To illustrate the point, Saudi Arabia greeted Putin with full honours in early December in a remarkable snub to Biden. Further, all the evidence suggests Western sanctions on Russia aren't working. Indeed, Germany and others suffer more as their economy falters without cheap Russian gas.
And what of relations with China? The West has replaced talk of "decoupling" trade with "de-risking." This ambiguous approach recognises that "decoupling" failed; so to hedge its bets, the more flexible term "de-risking" recognises that the West can't ignore trade with China.
In an attempt to blunt China’s rise, Biden imposed restrictions on technology exchanges. Beijing responded in kind, banning rare-earth metal exports needed for EV batteries and other technology. With its monopoly on mining and refining such metals, China is proving it can hit back and make it hurt.
For sure there are some headwinds for the Chinese economy, yet in 2023, China displaced Japan as the largest auto exporter.

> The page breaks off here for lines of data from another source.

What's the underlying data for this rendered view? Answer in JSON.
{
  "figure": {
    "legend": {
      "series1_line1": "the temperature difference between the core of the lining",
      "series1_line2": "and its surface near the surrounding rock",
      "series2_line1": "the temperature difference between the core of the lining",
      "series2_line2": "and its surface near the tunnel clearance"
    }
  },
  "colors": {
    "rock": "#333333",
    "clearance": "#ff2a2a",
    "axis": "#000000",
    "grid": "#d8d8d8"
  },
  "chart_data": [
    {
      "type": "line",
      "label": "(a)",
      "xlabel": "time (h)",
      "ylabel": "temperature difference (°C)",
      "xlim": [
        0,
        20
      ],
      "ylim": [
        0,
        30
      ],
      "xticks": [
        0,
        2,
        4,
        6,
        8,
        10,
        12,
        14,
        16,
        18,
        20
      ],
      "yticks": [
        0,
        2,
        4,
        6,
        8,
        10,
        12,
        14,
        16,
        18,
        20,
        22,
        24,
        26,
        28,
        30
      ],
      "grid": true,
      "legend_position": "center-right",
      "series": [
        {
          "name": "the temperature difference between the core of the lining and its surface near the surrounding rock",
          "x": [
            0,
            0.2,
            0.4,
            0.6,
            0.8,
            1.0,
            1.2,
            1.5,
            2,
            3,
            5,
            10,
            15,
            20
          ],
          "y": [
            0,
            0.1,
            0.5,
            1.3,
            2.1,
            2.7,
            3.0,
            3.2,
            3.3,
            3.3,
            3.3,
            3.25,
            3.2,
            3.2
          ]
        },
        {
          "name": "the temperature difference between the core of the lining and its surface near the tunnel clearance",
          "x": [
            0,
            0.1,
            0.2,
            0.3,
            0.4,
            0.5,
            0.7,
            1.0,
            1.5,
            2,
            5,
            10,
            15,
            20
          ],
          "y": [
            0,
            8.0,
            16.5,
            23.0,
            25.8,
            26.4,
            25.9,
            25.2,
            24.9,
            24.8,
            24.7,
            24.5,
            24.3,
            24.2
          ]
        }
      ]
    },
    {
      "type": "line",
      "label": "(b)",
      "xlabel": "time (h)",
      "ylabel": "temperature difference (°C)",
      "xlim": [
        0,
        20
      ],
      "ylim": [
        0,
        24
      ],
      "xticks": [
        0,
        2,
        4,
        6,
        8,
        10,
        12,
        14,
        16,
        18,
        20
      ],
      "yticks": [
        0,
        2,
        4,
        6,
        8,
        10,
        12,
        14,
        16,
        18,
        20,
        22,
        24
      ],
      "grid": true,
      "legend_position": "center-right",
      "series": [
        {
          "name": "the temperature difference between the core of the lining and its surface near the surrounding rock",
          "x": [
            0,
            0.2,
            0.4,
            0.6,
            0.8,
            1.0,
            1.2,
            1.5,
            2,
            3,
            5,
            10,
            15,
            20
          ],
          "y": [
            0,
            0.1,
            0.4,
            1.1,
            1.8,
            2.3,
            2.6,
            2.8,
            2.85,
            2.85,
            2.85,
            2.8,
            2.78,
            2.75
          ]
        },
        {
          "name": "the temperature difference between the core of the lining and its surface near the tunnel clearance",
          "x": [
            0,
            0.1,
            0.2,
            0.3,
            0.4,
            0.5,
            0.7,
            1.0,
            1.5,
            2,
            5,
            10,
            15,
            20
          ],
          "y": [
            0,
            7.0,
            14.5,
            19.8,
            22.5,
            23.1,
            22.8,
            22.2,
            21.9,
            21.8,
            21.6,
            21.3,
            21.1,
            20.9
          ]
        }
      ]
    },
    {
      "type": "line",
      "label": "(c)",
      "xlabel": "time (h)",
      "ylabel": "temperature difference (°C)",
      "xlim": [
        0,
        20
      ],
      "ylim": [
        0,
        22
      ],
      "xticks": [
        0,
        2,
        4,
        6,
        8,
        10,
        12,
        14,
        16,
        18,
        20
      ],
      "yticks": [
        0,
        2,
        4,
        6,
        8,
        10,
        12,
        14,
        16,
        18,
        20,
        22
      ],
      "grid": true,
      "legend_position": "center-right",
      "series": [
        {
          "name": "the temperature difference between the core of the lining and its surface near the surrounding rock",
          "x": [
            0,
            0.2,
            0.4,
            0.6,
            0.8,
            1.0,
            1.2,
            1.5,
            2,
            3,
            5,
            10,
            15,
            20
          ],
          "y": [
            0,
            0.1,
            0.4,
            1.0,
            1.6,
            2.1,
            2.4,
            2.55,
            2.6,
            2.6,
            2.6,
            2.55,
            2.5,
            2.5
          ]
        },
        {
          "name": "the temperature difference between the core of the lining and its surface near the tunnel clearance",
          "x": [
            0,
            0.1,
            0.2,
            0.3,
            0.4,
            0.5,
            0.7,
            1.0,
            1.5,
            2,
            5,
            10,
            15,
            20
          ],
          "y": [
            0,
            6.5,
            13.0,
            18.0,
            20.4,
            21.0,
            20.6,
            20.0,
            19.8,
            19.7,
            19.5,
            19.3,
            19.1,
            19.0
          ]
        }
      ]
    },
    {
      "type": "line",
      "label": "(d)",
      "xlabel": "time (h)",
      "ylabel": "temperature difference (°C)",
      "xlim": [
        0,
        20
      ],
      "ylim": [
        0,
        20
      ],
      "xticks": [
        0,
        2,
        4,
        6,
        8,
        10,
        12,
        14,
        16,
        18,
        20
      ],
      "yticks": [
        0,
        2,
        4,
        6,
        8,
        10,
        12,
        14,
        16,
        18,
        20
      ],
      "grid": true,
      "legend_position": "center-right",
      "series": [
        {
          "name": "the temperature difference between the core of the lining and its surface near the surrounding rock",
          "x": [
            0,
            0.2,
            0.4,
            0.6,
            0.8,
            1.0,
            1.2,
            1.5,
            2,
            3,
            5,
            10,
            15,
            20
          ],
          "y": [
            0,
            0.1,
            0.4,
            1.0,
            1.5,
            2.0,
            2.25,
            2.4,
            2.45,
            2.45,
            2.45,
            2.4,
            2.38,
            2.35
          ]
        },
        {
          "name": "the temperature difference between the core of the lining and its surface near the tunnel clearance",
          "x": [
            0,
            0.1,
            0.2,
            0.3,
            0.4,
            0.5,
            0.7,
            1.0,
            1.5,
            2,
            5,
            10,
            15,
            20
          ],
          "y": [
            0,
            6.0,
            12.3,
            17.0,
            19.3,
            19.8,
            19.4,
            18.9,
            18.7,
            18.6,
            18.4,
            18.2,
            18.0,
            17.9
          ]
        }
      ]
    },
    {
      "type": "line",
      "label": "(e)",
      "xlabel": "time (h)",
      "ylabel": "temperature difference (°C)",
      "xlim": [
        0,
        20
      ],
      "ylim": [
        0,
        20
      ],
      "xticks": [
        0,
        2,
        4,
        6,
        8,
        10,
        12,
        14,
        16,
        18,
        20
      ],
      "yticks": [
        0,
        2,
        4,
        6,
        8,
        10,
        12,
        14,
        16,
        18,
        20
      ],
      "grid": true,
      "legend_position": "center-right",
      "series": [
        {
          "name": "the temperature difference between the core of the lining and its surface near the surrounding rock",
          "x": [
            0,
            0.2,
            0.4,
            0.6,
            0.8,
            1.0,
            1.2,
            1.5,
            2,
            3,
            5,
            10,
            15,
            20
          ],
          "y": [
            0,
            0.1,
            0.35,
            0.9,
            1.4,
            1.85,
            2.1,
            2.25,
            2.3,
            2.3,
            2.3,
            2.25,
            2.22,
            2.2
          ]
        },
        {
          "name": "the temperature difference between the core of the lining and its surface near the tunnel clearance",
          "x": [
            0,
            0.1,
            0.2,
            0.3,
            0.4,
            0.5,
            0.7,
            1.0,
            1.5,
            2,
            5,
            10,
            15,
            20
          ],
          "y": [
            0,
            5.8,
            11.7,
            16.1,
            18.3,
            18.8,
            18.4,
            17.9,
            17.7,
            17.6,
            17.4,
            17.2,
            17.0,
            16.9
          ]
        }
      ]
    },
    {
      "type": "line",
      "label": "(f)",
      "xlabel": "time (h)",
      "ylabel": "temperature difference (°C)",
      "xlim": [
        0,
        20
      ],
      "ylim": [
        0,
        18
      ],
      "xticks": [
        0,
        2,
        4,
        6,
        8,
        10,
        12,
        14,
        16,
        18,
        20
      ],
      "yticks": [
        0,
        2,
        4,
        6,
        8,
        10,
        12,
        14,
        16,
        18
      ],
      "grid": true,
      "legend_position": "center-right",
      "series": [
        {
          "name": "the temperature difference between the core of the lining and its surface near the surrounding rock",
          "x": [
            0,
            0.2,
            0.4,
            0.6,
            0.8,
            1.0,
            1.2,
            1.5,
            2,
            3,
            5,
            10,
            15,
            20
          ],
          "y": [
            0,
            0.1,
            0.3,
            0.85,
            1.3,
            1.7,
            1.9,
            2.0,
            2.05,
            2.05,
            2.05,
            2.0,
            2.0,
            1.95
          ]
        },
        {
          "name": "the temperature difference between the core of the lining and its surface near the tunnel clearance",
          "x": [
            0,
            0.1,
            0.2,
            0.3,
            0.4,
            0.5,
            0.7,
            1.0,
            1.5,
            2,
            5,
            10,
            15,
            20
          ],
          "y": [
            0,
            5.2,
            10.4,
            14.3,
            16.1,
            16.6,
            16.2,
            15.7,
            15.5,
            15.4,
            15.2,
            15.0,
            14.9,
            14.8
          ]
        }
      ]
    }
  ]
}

China’s EV exports are continuing to accelerate at pace that will dwarf the rest within five years.
After the Cold War, with premature zeal, the West, especially the Americans, proclaimed victory. In truth, the demise of the Soviet Union proved a staging post for the next evolution, with the old geopolitical issues unresolved.
In 2024, the withering of America's reach will open space for China, India and others to shape the world order in their image. Lastly, if you are arguing for a rules-based international order, you can't deploy the rules when it's convenient and ignore them when your allies do bad stuff.
Such affected piety wins you no friends. Hold on because 2024 will be a bumpy ride.
Walter De Havilland was one of the last of the colonial coppers. He served 35 years in the Royal Hong Kong Police and Hong Kong Police Force. He's long retired.